(PA-463) Poor Outcomes in Extramedullary Multiple Myeloma Persist Despite Novel Therapies

Extramedullary disease (EMD) arises in 10-30% of multiple myeloma (MM) patients, and is associated with poor survival. EMD arising via haematogenous spread is particularly aggressive yet remains poorly characterised due to limited cohort sizes. We conducted a retrospective cohort study to define clinical presentation, treatments and outcomes.


Methods:

85 patients with EMD arising by haematogenous spread were included, diagnosed between June 2009 and September 2024. Clinical features, treatment exposures and survival outcomes were obtained.


Results:

Twelve patients (14%) had primary EMD. The median age of the cohort was 58 years, and 61% were male. Notably, 48.2% (n=41) demonstrated lambda light chain restriction, increased relative to BM-restricted MM. The most frequent anatomical sites at diagnosis were muscle (30.6%), liver, pleura and lymph nodes (all 26%), with a median of 2 anatomical sites (range 1-8).

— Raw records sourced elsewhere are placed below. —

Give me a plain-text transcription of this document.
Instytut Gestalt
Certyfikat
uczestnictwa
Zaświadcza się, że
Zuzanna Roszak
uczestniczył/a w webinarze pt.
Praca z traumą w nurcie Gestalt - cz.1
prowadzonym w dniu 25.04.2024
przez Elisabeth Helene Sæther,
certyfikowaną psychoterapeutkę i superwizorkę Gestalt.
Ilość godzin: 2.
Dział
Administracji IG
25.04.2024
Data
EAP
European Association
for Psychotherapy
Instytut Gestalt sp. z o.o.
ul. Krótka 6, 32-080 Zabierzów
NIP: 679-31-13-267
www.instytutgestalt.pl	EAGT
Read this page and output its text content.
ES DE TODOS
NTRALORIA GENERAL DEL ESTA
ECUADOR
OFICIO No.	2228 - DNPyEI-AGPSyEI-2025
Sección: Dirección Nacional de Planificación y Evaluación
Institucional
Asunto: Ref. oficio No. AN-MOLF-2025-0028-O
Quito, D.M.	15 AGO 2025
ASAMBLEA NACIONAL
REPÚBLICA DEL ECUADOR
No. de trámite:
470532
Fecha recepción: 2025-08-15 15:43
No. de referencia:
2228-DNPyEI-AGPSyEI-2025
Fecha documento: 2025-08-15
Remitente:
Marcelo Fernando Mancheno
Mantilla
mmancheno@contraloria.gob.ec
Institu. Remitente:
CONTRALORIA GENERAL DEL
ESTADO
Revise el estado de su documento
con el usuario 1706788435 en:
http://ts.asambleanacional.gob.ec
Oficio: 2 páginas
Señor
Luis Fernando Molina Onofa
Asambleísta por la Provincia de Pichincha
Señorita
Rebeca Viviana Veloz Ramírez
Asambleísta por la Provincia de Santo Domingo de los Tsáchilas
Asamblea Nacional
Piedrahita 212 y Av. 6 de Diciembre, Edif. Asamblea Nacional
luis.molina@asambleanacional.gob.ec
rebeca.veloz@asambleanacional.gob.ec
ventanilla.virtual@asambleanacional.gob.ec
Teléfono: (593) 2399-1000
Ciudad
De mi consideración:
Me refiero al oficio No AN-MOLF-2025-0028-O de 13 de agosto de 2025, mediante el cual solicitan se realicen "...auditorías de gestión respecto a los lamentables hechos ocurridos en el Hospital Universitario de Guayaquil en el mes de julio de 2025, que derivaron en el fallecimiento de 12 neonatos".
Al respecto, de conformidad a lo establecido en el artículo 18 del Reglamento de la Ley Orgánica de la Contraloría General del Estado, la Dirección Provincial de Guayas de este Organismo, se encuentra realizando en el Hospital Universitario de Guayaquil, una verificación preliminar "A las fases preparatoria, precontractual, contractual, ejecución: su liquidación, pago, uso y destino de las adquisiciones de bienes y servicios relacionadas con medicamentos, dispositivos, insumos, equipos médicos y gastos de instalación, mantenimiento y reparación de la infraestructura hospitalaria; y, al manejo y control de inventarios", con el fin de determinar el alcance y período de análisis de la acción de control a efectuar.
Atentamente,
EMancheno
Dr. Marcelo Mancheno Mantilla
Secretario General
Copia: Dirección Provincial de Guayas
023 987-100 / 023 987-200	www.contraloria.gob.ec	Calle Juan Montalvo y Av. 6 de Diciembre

Secondary EMD occurred a median of 36 months (range 1-159) after MM diagnosis, following a median of 3 prior lines of therapy (range 1-11). 80% were proteasome inhibitor exposed, 83% immunomodulatory agent exposed and 70% had undergone autologous transplantation. Median overall survival (mOS) from EMD diagnosis was 11 months and 26 months for secondary and primary EMD, respectively. From initial MM diagnosis, mOS in secondary EMD was 4.5 years. There was no improvement in survival over three eras of therapy (2009-2013, 2014-2018, 2019-2024) despite increasing use of novel and immunotherapies with mOS 16, 11 and 11 months, respectively (p=0.7608).

Interpretation of therapy outcomes is limited by the treatment landscape and drug reimbursement in the Australian setting. The median time to next therapy (TTNT) after first line EMD treatment was 17 weeks; (22 and 16 weeks in primary and secondary EMD respectively). There was no significant shortening of TTNT with second and subsequent lines (p=0.544). The use of anti-CD38 monoclonal antibodies was associated with shorter TTNT (HR 2.83, p=0.035). Regimens including radiotherapy were associated with longer TTNT (HR 0.096, p=0.007); this may reflect bias towards low disease burden. 25% of patients died before second line therapy, and < 25% of patients reached fifth-line therapy. There was no improvement in TTNT with the use of novel therapies including bispecific antibodies and drug antibody conjugates (21 weeks, p=0.416).


Conclusions:

This is one of the largest EMD cohorts reported to date. The high rate of lambda restriction suggests distinct biology and warrants further investigation. Secondary EMD is preceded by rapid progression through therapies, suggesting innate resistance in patients destined for EMD development. Despite major improvements in outcomes in bone marrow restricted MM with newer agents, the outcomes in EMD remain dismal. This underscores the need for better understanding of EMD biology and the development of targeted therapeutic strategies.